Mourad Preure, président du cabinet Emergy, analyse, finement et de manière imagée, la gestion des réserves de change et la question des fonds souverains. Il pense ainsi que le pays doit s’ouvrir des perspectives stratégiques nouvelles en recherchant une insertion active dans la mondialisation et qu’il lui faut articuler son système productif aux grandes chaînes de valeur globales, en recherchant le maximum de synergies et en veillant à monter dans les segments à haute intensité technologique de ces chaînes de valeur.
Dans ce sens, ajoute-t-il, il nous faut aborder la question du fonds souverain non pas dans une “logique de placements financiers” mais surtout dans une logique de développement “industriel” et “technologique”, de “diversification” et de “génération” de nouvelles ressources financières. Il déclare, entre autres : “Ou nous adoptons la posture du gibier et nous passerons notre temps à fuir le chasseur, ou nous adoptons la posture du chasseur et nous convoiterons le gibier, nous serons offensifs et trouverons des solutions stratégiques pour stabiliser nos ressources extérieures et équilibrer durablement nos relations avec l’étranger.” Et de poursuivre : “Il nous faut profiter de la crise économique qui perdure dans l’économie mondiale, particulièrement en Europe pour identifier des cibles intéressantes, et il y en a, et les conquérir.” Ce faisant, estime-t-il, nous donnerons une “impulsion décisive” à nos entreprises, à nos universités et notre recherche, il faut être “rigoureux” et “systématique” dans nos choix d’acquisition d’actifs industriels en veillant, je le souligne, à rechercher des synergies avec nos entreprises pour lesquelles ces acquisitions doivent exercer un effet de levier pour leur développement et la conquête des marchés internationaux. Mourad Preure fait remarquer que le pays a déjà pris un “grand retard” dans cette démarche, mais que je pense qu’il existe encore des “cibles intéressantes”, particulièrement en “Europe du Sud”. Et de déclarer : “J’estime que c’est une question d’intérêt national capitale qui doit être prise au sérieux et suivie au plus haut niveau de l’État, qui doit mobiliser toutes nos énergies, notamment les élites algériennes qui exercent à l’étranger.” Il rappelle que nous ne sommes pas les seuls à subir la crise, que d’autres sont plus vulnérables que nous et constituent des proies faciles.

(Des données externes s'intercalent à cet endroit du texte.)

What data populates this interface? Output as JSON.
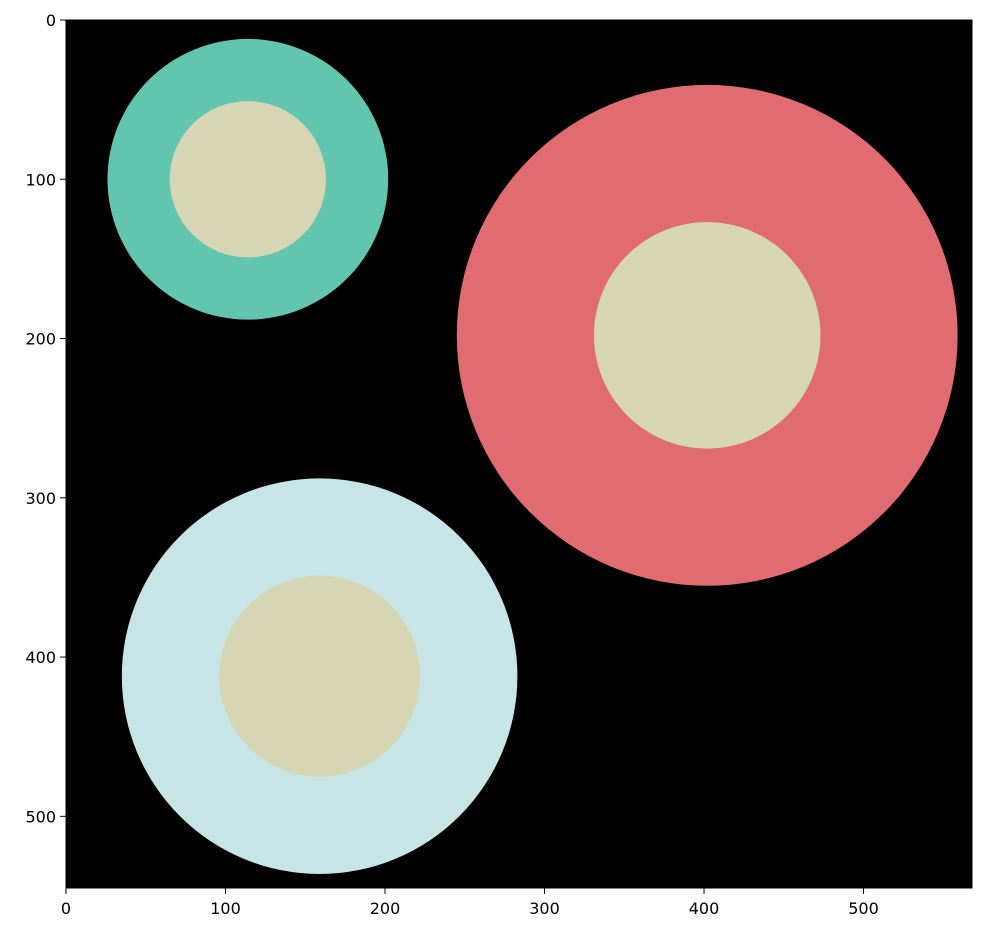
{
  "chart_data": {
    "type": "image",
    "title": "",
    "xlabel": "",
    "ylabel": "",
    "xlim": [
      0,
      568
    ],
    "ylim": [
      545,
      0
    ],
    "y_inverted": true,
    "grid": false,
    "background_color": "#000000",
    "x_ticks": [
      0,
      100,
      200,
      300,
      400,
      500
    ],
    "y_ticks": [
      0,
      100,
      200,
      300,
      400,
      500
    ],
    "circles": [
      {
        "cx": 114,
        "cy": 100,
        "outer_r": 88,
        "inner_r": 49,
        "outer_color": "#62c5ae",
        "inner_color": "#d7d6b4"
      },
      {
        "cx": 402,
        "cy": 198,
        "outer_r": 157,
        "inner_r": 71,
        "outer_color": "#e06b70",
        "inner_color": "#d7d6b4"
      },
      {
        "cx": 159,
        "cy": 412,
        "outer_r": 124,
        "inner_r": 63,
        "outer_color": "#c7e5e7",
        "inner_color": "#d7d6b4"
      }
    ]
  }
}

Optimiste, il souligne que “toutes les fenêtres d’opportunité ne se sont pas fermées, et qu’il faut agir vite. à ce prix, nous tirerons bénéfice de la crise économique mondiale et surtout de la crise pétrolière. Si les prix du pétrole ont été divisés par deux, cela veut aussi dire que le prix des réserves l’ont été tout autant. Nous pouvons acheter des réserves, à raison de deux barils pour le prix d’un ! Nous pouvons prendre le contrôle de compagnies pétrolières ou de service en difficultés. Je suis convaincu que nous pouvons encore tirer bénéfice et nous renforcer à la faveur de cette crise.”

Souad Bouchakour, économiste, chercheuse universitaire qui prépare un doctorat sur les fonds souverains, explique, elle, que le pays aurait dû créer un fonds souverain pour plusieurs raisons. Un fonds souverain peut être utilisé dans l’aide au développement économique. En effet, note-t-elle, il existe ce qu’on appelle “les fonds souverains de développement” qui ont pour objectif de réaliser des investissements stratégiques pouvant aider au développement de l’économie des pays d’origine en réalisant des partenariats gagnant-gagnant. Bouchakour cite en exemple l’investissement du fonds Mubadala dans Ferrari et qui a permis à l’État d’Abu Dhabi d’organiser le tournoi de Formule 1 en 2009. Dans les matières premières, le fonds chinois est très actif pour assurer l’approvisionnement en matières premières de son pays. L’économiste parle aussi du secteur agricole où les fonds souverains peuvent se mettre à contribution. Elle estime que l’Algérie dont la facture alimentaire est de plus en plus salée pourrait bien suivre l’exemple des pays disposant de fonds souverains et qui s’intéressent au développement agricole.